The waiver is particularly controversial this time, however, because the Palestinian Authority succeeded in obtaining non-member observer status at the United Nations in November, despite bitter opposition from the United States and Israel.
“I hereby determine and certify that the Palestinians have not, since the date of enactment of that Act, obtained in the U.N. or any specialized agency thereof the same standing as member states or full membership as a state outside an agreement negotiated between Israel and the Palestinians,” Deputy Secretary of State William Burns wrote in a State Department notice posted Tuesday. The notice is dated Oct. 8, prior to the U.N. vote.
Both parties’ leaders on the House Foreign Affairs Committee sent President Obama a letter in December urging him to close the PLO’s Washington office in retaliation.
“We are deeply disappointed and upset that the Palestinian leadership rebuffed the entreaties of your Administration and the Congress and insisted on pursuing this distinctly unhelpful initiative,” the letter states, in reference to the UN bid.

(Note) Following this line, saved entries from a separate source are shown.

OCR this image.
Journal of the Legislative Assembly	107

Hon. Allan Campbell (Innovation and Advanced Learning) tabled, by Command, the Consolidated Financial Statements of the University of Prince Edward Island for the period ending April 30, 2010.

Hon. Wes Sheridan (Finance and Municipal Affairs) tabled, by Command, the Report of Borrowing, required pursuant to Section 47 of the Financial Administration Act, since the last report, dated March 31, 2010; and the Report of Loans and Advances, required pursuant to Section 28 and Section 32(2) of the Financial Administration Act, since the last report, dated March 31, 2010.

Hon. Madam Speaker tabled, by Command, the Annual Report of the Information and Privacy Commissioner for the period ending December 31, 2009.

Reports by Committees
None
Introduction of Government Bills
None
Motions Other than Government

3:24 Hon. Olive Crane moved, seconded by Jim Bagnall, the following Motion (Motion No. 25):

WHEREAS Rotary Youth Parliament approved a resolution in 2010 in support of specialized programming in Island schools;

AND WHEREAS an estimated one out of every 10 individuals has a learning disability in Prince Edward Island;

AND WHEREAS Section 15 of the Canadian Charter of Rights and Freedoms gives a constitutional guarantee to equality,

Echoing the apprehension of the mainstream Jewish community at the time, the lawmakers asserted that, “This Palestinian action violated both the letter and spirit of the Oslo Accords, and it opened the door for expanded Palestinian efforts to attack, isolate, and delegitimize Israel in a variety of international forums, a threat which, even if unrealized, would hang over Israel’s head during any future negotiations or any effort by the Israeli government to defend its citizens from terrorism.”
“One important way of expressing U.S. disapproval would be to send the message that such actions are not cost-free and that, at a minimum, they result in setbacks to U.S.-Palestinian relations,” they wrote, according to The Hill. “We can do this by closing the PLO office in Washington, D.C. We can also call our consul-general in Jerusalem home for consultations. We urge you to take these steps.”
The letter was spearheaded by the incoming chairman and ranking member on the committee, Reps. Ed Royce (R-Calif.) and Eliot Engel (D-N.Y.), as well as outgoing leaders Ileana Ros-Lehtinen (R-Fla.) and Howard Berman (D-Calif.).
In response, Chief representative of the PLO in Washington had warned U.S. lawmakers against retaliating for November’s statehood bid, maintaining that doing so would only hurt U.S. credibility in the region.
“[A]llow me to point out a fact that may escape some of you: the genie is already out of the bottle; it cannot be put back in,” Maen Rashid Areikat wrote in a letter. “There is no action that can be taken by anyone, Congress included, to change our UN status.”